I read a good article on the Quantixed blog about how the step goal is calculated. The work here is heavily based on this article, and my main goal was to validate that the article is still correct, given it was written a year and half ago. So I decided to duplicate that work here and document my findings.

First I downloaded this years daily step data from Garmin Connect. Garmin does not make it very easy to extract data from their platform, so I ended up downloading one *.CSV file for every week of this year, and then copy and pasting the data into an Excel spreadsheet. The data from Garmin provides two values for every day, the steps that I took and the step goal. The figure below shows my step data for every day in the month of June 2019.

My steps in the month of June 2019.

By subtracting the step count from the step goal, I calculate the daily deficit or surplus in steps. The biggest factor for how the step goal of tomorrow will change is whether I reach my goal today. If I achieve a step surplus today, the step goal will go up for tomorrow. Respectively, if I don’t reach my step goal one day, the goal will go down the next day. The next step was to calculate and graph how much a specific deficit or surplus will influence the goal.

Year-to-date daily step deficit/surplus and goal adjustment.

The scatter plot above shows 244 data points, one for every day of this year, January 1st to August 28th. The x-axis shows the deficit/surplus of steps for a single day and the y-axis shows by how much the goal was adjusted the following day.

Lets take a detailed look at what happens when one has a step deficit one day, and how that will decrease the goal for the following day. The chart below shows two distinct series. The blue series is what happens to the step goal when you only miss it for one day. In that case, the step goal for the following day is calculated by taking today’s step goal and subtracting 5% of the missing steps.
The formula is: GoalTomorrow = GoalToday-(StepDeficitToday * 5%)
The red series is what happens when you miss the step for at least two days in a row. The red series seems to have two components. The first component from a step deficit of 1 step up to roughly a deficit of 2000 steps. Since I don’t have enough data points between 2000 and 3000, it is hard to say where exactly the cutoff is. The second component is for step deficits of more than 2000 steps. I assume Garmin implemented this change so that the step goal would not decrease too quickly.
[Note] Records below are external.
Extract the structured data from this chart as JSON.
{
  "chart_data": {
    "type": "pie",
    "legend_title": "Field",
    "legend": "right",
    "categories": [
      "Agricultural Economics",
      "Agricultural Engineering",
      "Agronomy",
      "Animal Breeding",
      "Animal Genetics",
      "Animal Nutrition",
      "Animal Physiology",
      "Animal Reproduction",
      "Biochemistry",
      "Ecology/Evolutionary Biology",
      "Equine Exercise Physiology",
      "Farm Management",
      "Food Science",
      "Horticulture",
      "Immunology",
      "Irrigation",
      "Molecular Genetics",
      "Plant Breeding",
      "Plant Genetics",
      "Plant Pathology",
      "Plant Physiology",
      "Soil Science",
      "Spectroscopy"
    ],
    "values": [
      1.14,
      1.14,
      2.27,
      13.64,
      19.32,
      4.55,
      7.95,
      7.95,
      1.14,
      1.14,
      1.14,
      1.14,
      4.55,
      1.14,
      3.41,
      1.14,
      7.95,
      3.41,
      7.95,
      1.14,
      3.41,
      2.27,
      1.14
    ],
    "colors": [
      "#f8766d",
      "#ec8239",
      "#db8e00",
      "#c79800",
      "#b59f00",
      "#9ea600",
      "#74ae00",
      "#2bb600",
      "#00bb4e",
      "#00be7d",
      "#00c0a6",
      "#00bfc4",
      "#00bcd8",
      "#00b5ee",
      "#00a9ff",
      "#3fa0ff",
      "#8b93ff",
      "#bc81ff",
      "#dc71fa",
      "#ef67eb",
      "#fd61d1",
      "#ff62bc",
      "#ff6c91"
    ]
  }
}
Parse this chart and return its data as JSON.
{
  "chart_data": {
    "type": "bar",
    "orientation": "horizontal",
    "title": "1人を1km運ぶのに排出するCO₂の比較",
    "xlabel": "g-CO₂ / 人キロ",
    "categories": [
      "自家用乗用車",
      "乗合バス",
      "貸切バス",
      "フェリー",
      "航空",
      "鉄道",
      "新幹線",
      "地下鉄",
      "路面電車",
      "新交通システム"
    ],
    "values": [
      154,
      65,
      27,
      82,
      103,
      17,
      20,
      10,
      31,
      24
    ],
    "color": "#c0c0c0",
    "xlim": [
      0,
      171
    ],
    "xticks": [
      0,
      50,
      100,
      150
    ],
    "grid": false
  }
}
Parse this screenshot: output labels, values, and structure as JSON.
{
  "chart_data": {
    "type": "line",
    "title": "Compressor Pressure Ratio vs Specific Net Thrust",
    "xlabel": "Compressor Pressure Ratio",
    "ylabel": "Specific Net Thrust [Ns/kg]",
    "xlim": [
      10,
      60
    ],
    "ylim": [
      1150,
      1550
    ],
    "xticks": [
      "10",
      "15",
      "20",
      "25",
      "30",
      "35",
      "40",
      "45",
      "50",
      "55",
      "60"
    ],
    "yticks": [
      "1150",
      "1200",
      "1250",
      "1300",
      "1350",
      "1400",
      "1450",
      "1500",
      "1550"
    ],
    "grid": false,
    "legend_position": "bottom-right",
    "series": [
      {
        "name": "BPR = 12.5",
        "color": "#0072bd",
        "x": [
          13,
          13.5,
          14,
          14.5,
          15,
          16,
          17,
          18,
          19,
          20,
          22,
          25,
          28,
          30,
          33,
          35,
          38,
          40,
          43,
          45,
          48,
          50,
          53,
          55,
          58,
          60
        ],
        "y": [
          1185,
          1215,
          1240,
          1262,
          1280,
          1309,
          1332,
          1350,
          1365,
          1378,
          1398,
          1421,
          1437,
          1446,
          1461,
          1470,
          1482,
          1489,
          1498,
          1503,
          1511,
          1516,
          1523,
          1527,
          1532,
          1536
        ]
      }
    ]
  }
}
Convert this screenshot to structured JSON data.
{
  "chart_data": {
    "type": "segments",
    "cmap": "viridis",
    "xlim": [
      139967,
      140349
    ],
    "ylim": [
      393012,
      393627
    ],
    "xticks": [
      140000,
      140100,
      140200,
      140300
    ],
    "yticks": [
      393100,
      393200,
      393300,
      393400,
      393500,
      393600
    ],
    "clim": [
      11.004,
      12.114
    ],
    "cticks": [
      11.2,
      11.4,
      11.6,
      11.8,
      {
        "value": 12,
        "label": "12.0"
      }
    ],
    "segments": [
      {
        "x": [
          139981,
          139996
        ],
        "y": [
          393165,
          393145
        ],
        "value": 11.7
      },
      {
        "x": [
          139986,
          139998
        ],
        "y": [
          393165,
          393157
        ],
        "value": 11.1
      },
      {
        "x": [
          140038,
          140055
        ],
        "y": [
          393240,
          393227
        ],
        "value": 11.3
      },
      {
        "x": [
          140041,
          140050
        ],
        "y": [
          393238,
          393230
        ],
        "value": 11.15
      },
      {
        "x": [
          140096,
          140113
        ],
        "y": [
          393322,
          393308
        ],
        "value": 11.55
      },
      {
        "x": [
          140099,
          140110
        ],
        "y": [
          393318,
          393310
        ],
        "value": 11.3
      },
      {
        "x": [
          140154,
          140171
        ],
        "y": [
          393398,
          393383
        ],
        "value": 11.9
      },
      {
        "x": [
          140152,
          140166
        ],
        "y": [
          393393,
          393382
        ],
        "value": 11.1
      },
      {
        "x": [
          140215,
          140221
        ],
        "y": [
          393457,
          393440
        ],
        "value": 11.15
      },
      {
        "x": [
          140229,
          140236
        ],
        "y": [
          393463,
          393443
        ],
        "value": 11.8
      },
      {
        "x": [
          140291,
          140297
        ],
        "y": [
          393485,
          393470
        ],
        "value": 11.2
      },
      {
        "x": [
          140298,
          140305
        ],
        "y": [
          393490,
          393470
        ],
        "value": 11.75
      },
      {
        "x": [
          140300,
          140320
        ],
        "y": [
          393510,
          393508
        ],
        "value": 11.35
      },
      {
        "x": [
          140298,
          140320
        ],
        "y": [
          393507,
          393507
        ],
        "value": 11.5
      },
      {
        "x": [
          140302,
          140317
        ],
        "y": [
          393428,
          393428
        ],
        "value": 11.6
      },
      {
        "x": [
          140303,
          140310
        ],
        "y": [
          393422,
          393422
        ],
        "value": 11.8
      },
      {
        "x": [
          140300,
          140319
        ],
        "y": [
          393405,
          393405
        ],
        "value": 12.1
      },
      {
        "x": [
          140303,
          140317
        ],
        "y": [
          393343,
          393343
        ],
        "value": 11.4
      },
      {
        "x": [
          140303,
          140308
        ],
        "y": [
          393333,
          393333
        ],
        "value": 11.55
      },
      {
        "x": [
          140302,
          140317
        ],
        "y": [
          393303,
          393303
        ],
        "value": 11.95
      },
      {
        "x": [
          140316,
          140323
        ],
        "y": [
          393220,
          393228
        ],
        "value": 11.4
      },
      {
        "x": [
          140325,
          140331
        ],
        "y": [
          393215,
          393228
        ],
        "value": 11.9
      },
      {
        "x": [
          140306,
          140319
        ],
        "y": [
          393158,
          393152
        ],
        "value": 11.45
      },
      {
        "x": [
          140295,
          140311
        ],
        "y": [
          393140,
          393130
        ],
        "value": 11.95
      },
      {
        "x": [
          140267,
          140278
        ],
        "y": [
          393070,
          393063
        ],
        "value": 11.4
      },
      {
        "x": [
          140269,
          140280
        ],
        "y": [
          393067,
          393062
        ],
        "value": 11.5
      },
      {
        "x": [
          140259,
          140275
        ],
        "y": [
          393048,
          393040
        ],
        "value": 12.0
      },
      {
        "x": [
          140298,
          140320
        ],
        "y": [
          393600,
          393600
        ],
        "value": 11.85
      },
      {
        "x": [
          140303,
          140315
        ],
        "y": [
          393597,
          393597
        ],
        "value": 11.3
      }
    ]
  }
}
And now for step goal increases. I have plotted step goal increases in a similar way as above. Most of the outliers occur in the “Increase after Decrease” series, but unfortunately not all of them, and there are also plenty of red dots intermixed with the blue ones. Just as above, there seem to be two components to the series. One that holds from a step surplus of 1 to about 4,500 steps, and then another for any surplus higher than 4,500 steps. I again assume that Garmin implemented this, so that the step goal would not increase too quickly.
The “Increase after Increase” series seems to be limited to increasing the step goal of no more than ~275 steps from one day to the next and the “Increase after Decrease” series is limited to 400 steps.

Summary

  • No matter how high the step surplus for one day, the step goal for the next day will at most increase by 400 steps. In most cases it will at most increase by 275 steps.
  • Missing the step goal for just one day will only decrease the step goal for the next day in a linear fashion, by subtracting 5% of the step deficit from the step goal.
  • Missing the step goal multiple days in a row will decrease the step goal in a more dramatic fashion.

All findings of this article are based on data from a Garmin Forerunner® 235 with firmware version 7.90.00.